TypeScript で書いている方には、先に伝えておきたいことがあります。@expo/config-plugins の型定義では、ManifestApplication に property というフィールドがありません。meta-data と activity はあるのに、property だけが抜けています。実行時は xml2js がそのまま要素にしてくれるので動きますが、型の上では自分で拡張するか、その一行だけキャストを入れる必要があります。
meta-data で書くと、何も言わずに通ります
ここが、この作業でいちばん危ないところだと感じました。
@expo/config-plugins には addMetaDataItemToMainApplication という便利な関数があります。マニフェストに項目を足す関数を探すと、まずこれが見つかります。プロパティ名を渡せば、それらしく通ります。
通りますが、出力は <property> ではありません。
<property android:name="android.window.PROPERTY_COMPAT_ALLOW_RESTRICTED_RESIZABILITY" android:value="true"/>
<meta-data android:name="android.window.PROPERTY_COMPAT_ALLOW_RESTRICTED_RESIZABILITY" android:value="true"/>
上が正しい書き方、下が addMetaDataItemToMainApplication を使った場合です。手元で両方を1つのマニフェストに出力して並べたものが、この2行です。
Android は <property> と <meta-data> を別のものとして扱います。プロパティとして読ませたい値を <meta-data> に書いても、ビルドは成功し、警告も出ず、実機でも例外は起きません。ただ効かないだけです。
設定の書き間違いが無言で通る種類のものは、後から原因を探すのに時間がかかります。

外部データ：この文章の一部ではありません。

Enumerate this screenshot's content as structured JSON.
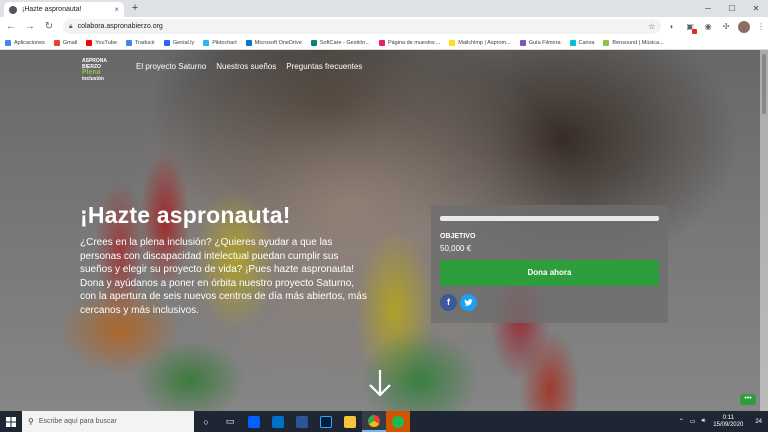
{
  "browser": {
    "tab_title": "¡Hazte aspronauta!",
    "tab_close": "×",
    "new_tab": "+",
    "url": "colabora.aspronabierzo.org",
    "bookmarks": [
      {
        "label": "Aplicaciones",
        "color": "#4285f4"
      },
      {
        "label": "Gmail",
        "color": "#ea4335"
      },
      {
        "label": "YouTube",
        "color": "#ff0000"
      },
      {
        "label": "Traducir",
        "color": "#4285f4"
      },
      {
        "label": "Genial.ly",
        "color": "#2962ff"
      },
      {
        "label": "Piktochart",
        "color": "#29b6f6"
      },
      {
        "label": "Microsoft OneDrive",
        "color": "#0078d4"
      },
      {
        "label": "SoftCare - Gestión...",
        "color": "#00897b"
      },
      {
        "label": "Página de muestra:...",
        "color": "#e91e63"
      },
      {
        "label": "Mailchimp | Asprom...",
        "color": "#ffe01b"
      },
      {
        "label": "Guía Filmora",
        "color": "#7e57c2"
      },
      {
        "label": "Canva",
        "color": "#00c4cc"
      },
      {
        "label": "Bensound | Música...",
        "color": "#8bc34a"
      }
    ]
  },
  "site": {
    "logo_top": "ASPRONA",
    "logo_mid": "BIERZO",
    "logo_brand": "Plena",
    "logo_sub": "inclusión",
    "nav": [
      "El proyecto Saturno",
      "Nuestros sueños",
      "Preguntas frecuentes"
    ],
    "hero_title": "¡Hazte aspronauta!",
    "hero_text": "¿Crees en la plena inclusión? ¿Quieres ayudar a que las personas con discapacidad intelectual puedan cumplir sus sueños y elegir su proyecto de vida? ¡Pues hazte aspronauta! Dona y ayúdanos a poner en órbita nuestro proyecto Saturno, con la apertura de seis nuevos centros de día más abiertos, más cercanos y más inclusivos.",
    "goal_label": "OBJETIVO",
    "goal_amount": "50,000 €",
    "progress_fraction": 0.0,
    "donate_button": "Dona ahora",
    "fb_icon": "f",
    "chat_icon": "•••"
  },
  "taskbar": {
    "search_placeholder": "Escribe aquí para buscar",
    "time": "0:11",
    "date": "15/09/2020",
    "notif_count": "24"
  }
}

私はこの手の「エラーにならない失敗」に何度か時間を溶かしてきたので、今回はプロパティを足した直後に、生成されたマニフェストを目で見て確認する手順を挟みました。
# prebuild 後に、実際に property として出ているかを確認する
npx expo prebuild --platform android --no-install
grep -n "PROPERTY_COMPAT_ALLOW_RESTRICTED_RESIZABILITY" \
android/app/src/main/AndroidManifest.xml
出力行の要素名が <property で始まっていれば正解です。<meta-data で始まっていたら、書き方を間違えています。
期限と、私がどこで線を引いたか
整理すると、今週の判断材料は3つあります。
- 対象は大画面だけです。 スマートフォンしか想定していないアプリなら、8月31日の期限そのものとは切り離して考えられます。ただし「想定していない」と「大画面で表示されない」は別です。タブレットにも配信しているなら対象です。
- オプトアウトは向きのロックを戻しません。 プロパティを足しても、タブレットでは横向きになります。横で崩れる画面があるなら、結局そこを直す必要があります。

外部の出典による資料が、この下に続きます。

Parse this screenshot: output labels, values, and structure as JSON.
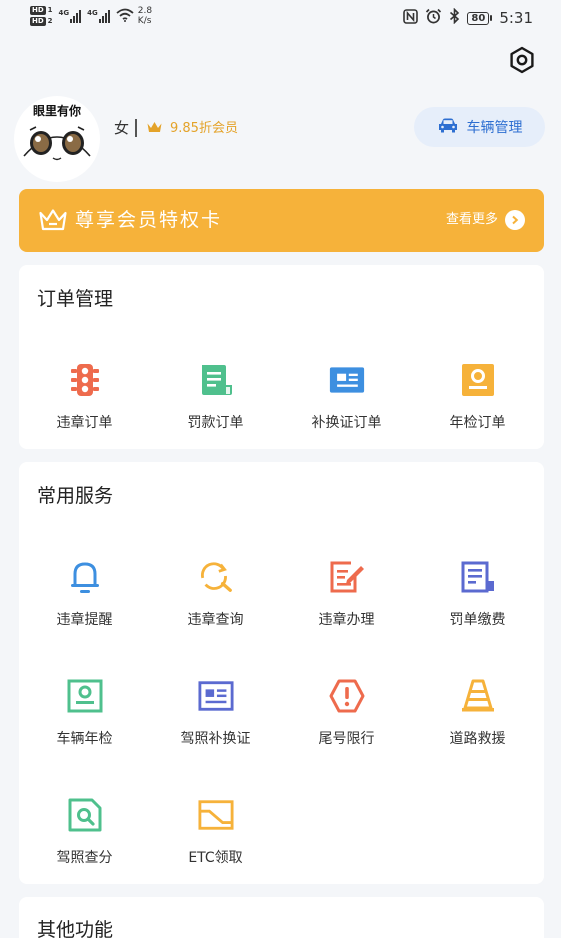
{
  "status_bar": {
    "hd1": "HD",
    "hd1_num": "1",
    "hd2": "HD",
    "hd2_num": "2",
    "net1": "4G",
    "net2": "4G",
    "speed_value": "2.8",
    "speed_unit": "K/s",
    "battery": "80",
    "time": "5:31"
  },
  "profile": {
    "avatar_text": "眼里有你",
    "gender": "女",
    "member_label": "9.85折会员",
    "vehicle_button": "车辆管理"
  },
  "banner": {
    "title": "尊享会员特权卡",
    "more_label": "查看更多"
  },
  "orders": {
    "title": "订单管理",
    "items": [
      {
        "label": "违章订单",
        "icon": "traffic-light-icon",
        "color": "#ee6b4d"
      },
      {
        "label": "罚款订单",
        "icon": "document-icon",
        "color": "#4fc08d"
      },
      {
        "label": "补换证订单",
        "icon": "id-card-icon",
        "color": "#3d8fe0"
      },
      {
        "label": "年检订单",
        "icon": "inspection-icon",
        "color": "#f6b23a"
      }
    ]
  },
  "services": {
    "title": "常用服务",
    "items": [
      {
        "label": "违章提醒",
        "icon": "bell-icon",
        "color": "#3d8fe0"
      },
      {
        "label": "违章查询",
        "icon": "search-refresh-icon",
        "color": "#f6b23a"
      },
      {
        "label": "违章办理",
        "icon": "edit-doc-icon",
        "color": "#ee6b4d"
      },
      {
        "label": "罚单缴费",
        "icon": "ticket-icon",
        "color": "#5b6ad0"
      },
      {
        "label": "车辆年检",
        "icon": "inspection-card-icon",
        "color": "#4fc08d"
      },
      {
        "label": "驾照补换证",
        "icon": "license-icon",
        "color": "#5b6ad0"
      },
      {
        "label": "尾号限行",
        "icon": "warning-icon",
        "color": "#ee6b4d"
      },
      {
        "label": "道路救援",
        "icon": "traffic-cone-icon",
        "color": "#f6b23a"
      },
      {
        "label": "驾照查分",
        "icon": "search-doc-icon",
        "color": "#4fc08d"
      },
      {
        "label": "ETC领取",
        "icon": "etc-card-icon",
        "color": "#f6b23a"
      }
    ]
  },
  "other": {
    "title": "其他功能"
  },
  "colors": {
    "accent_gold": "#f6b23a",
    "member_gold": "#e4a32a",
    "brand_blue": "#2e6fd1",
    "background": "#f4f6f9"
  }
}
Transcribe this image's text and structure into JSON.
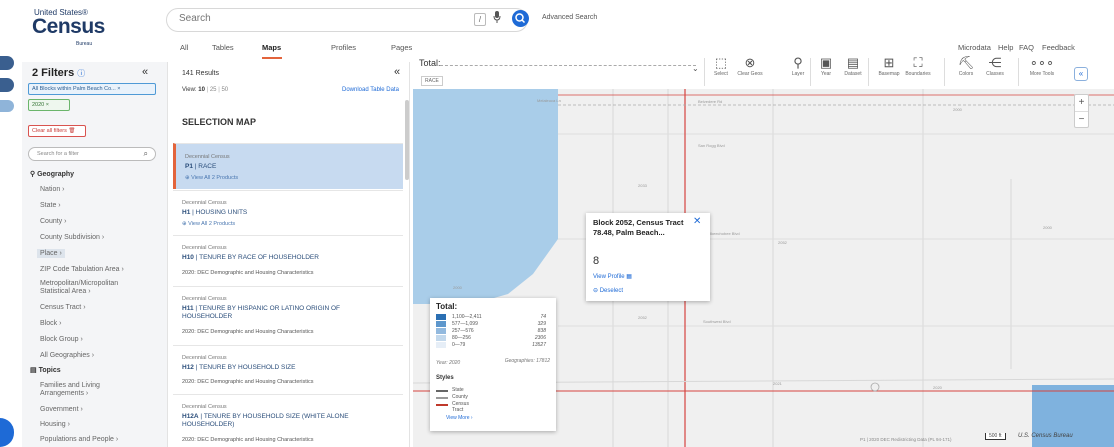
{
  "logo": {
    "line1": "United States®",
    "line2": "Census",
    "line3": "Bureau"
  },
  "search": {
    "placeholder": "Search",
    "shortcut": "/",
    "advanced": "Advanced Search"
  },
  "tabs": [
    {
      "label": "All"
    },
    {
      "label": "Tables"
    },
    {
      "label": "Maps"
    },
    {
      "label": "Profiles"
    },
    {
      "label": "Pages"
    }
  ],
  "right_links": {
    "microdata": "Microdata",
    "help": "Help",
    "faq": "FAQ",
    "feedback": "Feedback"
  },
  "left_panel": {
    "filters_title": "2 Filters",
    "chips": [
      "All Blocks within Palm Beach Co...",
      "2020"
    ],
    "clear_all": "Clear all filters",
    "search_placeholder": "Search for a filter",
    "geography_title": "Geography",
    "geography_items": [
      "Nation",
      "State",
      "County",
      "County Subdivision",
      "Place",
      "ZIP Code Tabulation Area",
      "Metropolitan/Micropolitan",
      "Statistical Area",
      "Census Tract",
      "Block",
      "Block Group",
      "All Geographies"
    ],
    "topics_title": "Topics",
    "topic_items": [
      "Families and Living",
      "Arrangements",
      "Government",
      "Housing",
      "Populations and People"
    ]
  },
  "results": {
    "count": "141 Results",
    "view_label": "View:",
    "view_options": [
      "10",
      "25",
      "50"
    ],
    "download": "Download Table Data",
    "selection_map": "SELECTION MAP",
    "cards": [
      {
        "kind": "Decennial Census",
        "code": "P1",
        "title": "RACE",
        "sub": "View All 2 Products"
      },
      {
        "kind": "Decennial Census",
        "code": "H1",
        "title": "HOUSING UNITS",
        "sub": "View All 2 Products"
      },
      {
        "kind": "Decennial Census",
        "code": "H10",
        "title": "TENURE BY RACE OF HOUSEHOLDER",
        "sub": "2020: DEC Demographic and Housing Characteristics"
      },
      {
        "kind": "Decennial Census",
        "code": "H11",
        "title": "TENURE BY HISPANIC OR LATINO ORIGIN OF",
        "title2": "HOUSEHOLDER",
        "sub": "2020: DEC Demographic and Housing Characteristics"
      },
      {
        "kind": "Decennial Census",
        "code": "H12",
        "title": "TENURE BY HOUSEHOLD SIZE",
        "sub": "2020: DEC Demographic and Housing Characteristics"
      },
      {
        "kind": "Decennial Census",
        "code": "H12A",
        "title": "TENURE BY HOUSEHOLD SIZE (WHITE ALONE",
        "title2": "HOUSEHOLDER)",
        "sub": "2020: DEC Demographic and Housing Characteristics"
      }
    ]
  },
  "map_toolbar": {
    "total": "Total:",
    "tag": "RACE",
    "tools": [
      "Select",
      "Clear Geos",
      "Layer",
      "Year",
      "Dataset",
      "Basemap",
      "Boundaries",
      "Colors",
      "Classes",
      "More Tools"
    ]
  },
  "map": {
    "streets": [
      "Melaleuca Ln",
      "Belvedere Rd",
      "San Rogg Blvd",
      "Okeechobee Blvd",
      "Southwest Blvd"
    ],
    "labels": [
      "2000",
      "2000",
      "2033",
      "2052",
      "2052",
      "2021",
      "2020",
      "2000"
    ]
  },
  "popup": {
    "title": "Block 2052, Census Tract 78.48, Palm Beach...",
    "value": "8",
    "view_profile": "View Profile",
    "deselect": "Deselect"
  },
  "legend": {
    "title": "Total:",
    "ranges": [
      {
        "range": "1,100—2,411",
        "count": "74",
        "color": "#2b6fb3"
      },
      {
        "range": "577—1,099",
        "count": "329",
        "color": "#5d97cc"
      },
      {
        "range": "257—576",
        "count": "838",
        "color": "#92b9de"
      },
      {
        "range": "80—256",
        "count": "2306",
        "color": "#c2d8ec"
      },
      {
        "range": "0—79",
        "count": "13527",
        "color": "#e6eef7"
      }
    ],
    "year": "Year: 2020",
    "geographies": "Geographies: 17812",
    "styles_title": "Styles",
    "styles": [
      {
        "label": "State",
        "color": "#666666"
      },
      {
        "label": "County",
        "color": "#999999"
      },
      {
        "label": "Census Tract",
        "color": "#c0392b"
      }
    ],
    "view_more": "View More"
  },
  "footer": {
    "attribution": "P1 | 2020 DEC Redistricting Data (PL 94-171)",
    "scale": "500 ft",
    "credit": "U.S. Census Bureau"
  }
}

- 猶予は1年です。 API 37 でオプトアウトが消えたあとは、選択肢そのものがなくなります。
私は、横向きで実際に壊れる画面だけを先に直し、プロパティは入れないという線にしました。壁紙の一覧はグリッドなので、列数を画面幅から決めるように変えれば済みます。詳細画面のほうは、画像に最大幅を与えるだけで収まりました。

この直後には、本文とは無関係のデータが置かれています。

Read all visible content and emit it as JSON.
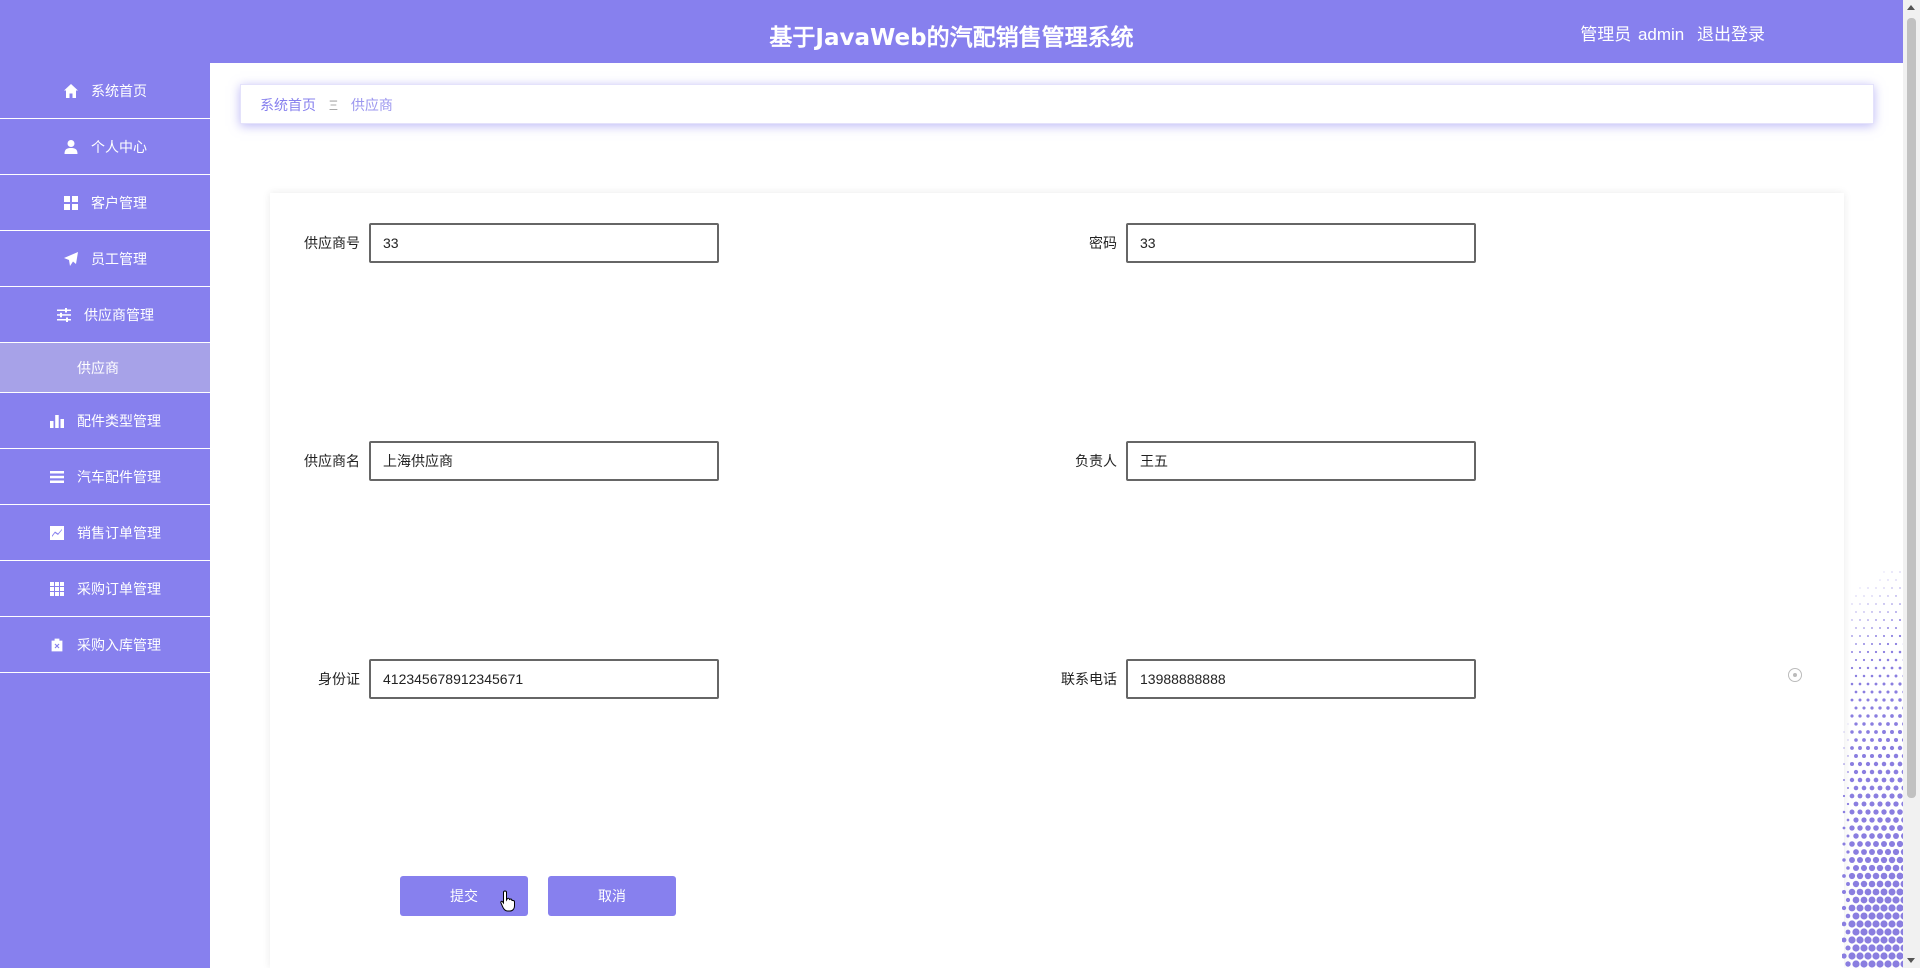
{
  "header": {
    "title": "基于JavaWeb的汽配销售管理系统",
    "role": "管理员",
    "username": "admin",
    "logout": "退出登录"
  },
  "sidebar": {
    "items": [
      {
        "label": "系统首页",
        "icon": "home-icon"
      },
      {
        "label": "个人中心",
        "icon": "user-icon"
      },
      {
        "label": "客户管理",
        "icon": "grid-icon"
      },
      {
        "label": "员工管理",
        "icon": "send-icon"
      },
      {
        "label": "供应商管理",
        "icon": "sliders-icon"
      },
      {
        "label": "配件类型管理",
        "icon": "bar-chart-icon"
      },
      {
        "label": "汽车配件管理",
        "icon": "list-icon"
      },
      {
        "label": "销售订单管理",
        "icon": "line-chart-icon"
      },
      {
        "label": "采购订单管理",
        "icon": "table-icon"
      },
      {
        "label": "采购入库管理",
        "icon": "clipboard-icon"
      }
    ],
    "sub_active": "供应商"
  },
  "breadcrumb": {
    "home": "系统首页",
    "separator": "Ξ",
    "current": "供应商"
  },
  "form": {
    "supplier_no": {
      "label": "供应商号",
      "value": "33"
    },
    "password": {
      "label": "密码",
      "value": "33"
    },
    "supplier_name": {
      "label": "供应商名",
      "value": "上海供应商"
    },
    "manager": {
      "label": "负责人",
      "value": "王五"
    },
    "id_card": {
      "label": "身份证",
      "value": "412345678912345671"
    },
    "phone": {
      "label": "联系电话",
      "value": "13988888888"
    },
    "submit": "提交",
    "cancel": "取消"
  },
  "colors": {
    "primary": "#8780ee",
    "submenu_active": "#a7a2e8"
  }
}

修正量が読めない状態で 8月31日を迎えそうなら、判断は変わります。この場合はプロパティを入れて期限を通し、次の更新でレイアウトを直すほうが安全です。ただしそのときも、向きは横になるという前提で提出前の確認をしてください。
targetSdkVersion を 36 に上げる作業そのものでつまずいている場合は、targetSdkVersion 36 を通すまでに直した3か所のほうが先に必要になるはずです。期限の意味そのものについては、更新を出す人と出さない人で意味が違う話にまとめてあります。
まとめ
まず、この記事の検査スクリプトを手元のプロジェクトルートで一度走らせてみてください。portrait と出るなら対象です。そこから先の判断は、横向きで壊れる画面が何枚あるかを数えてから決めるのが確実だと思います。
私自身、エミュレータを横に倒すまでこの変更を自分ごとと思っていませんでした。同じ順序で気づく方が減れば嬉しく思います。お読みいただきありがとうございました。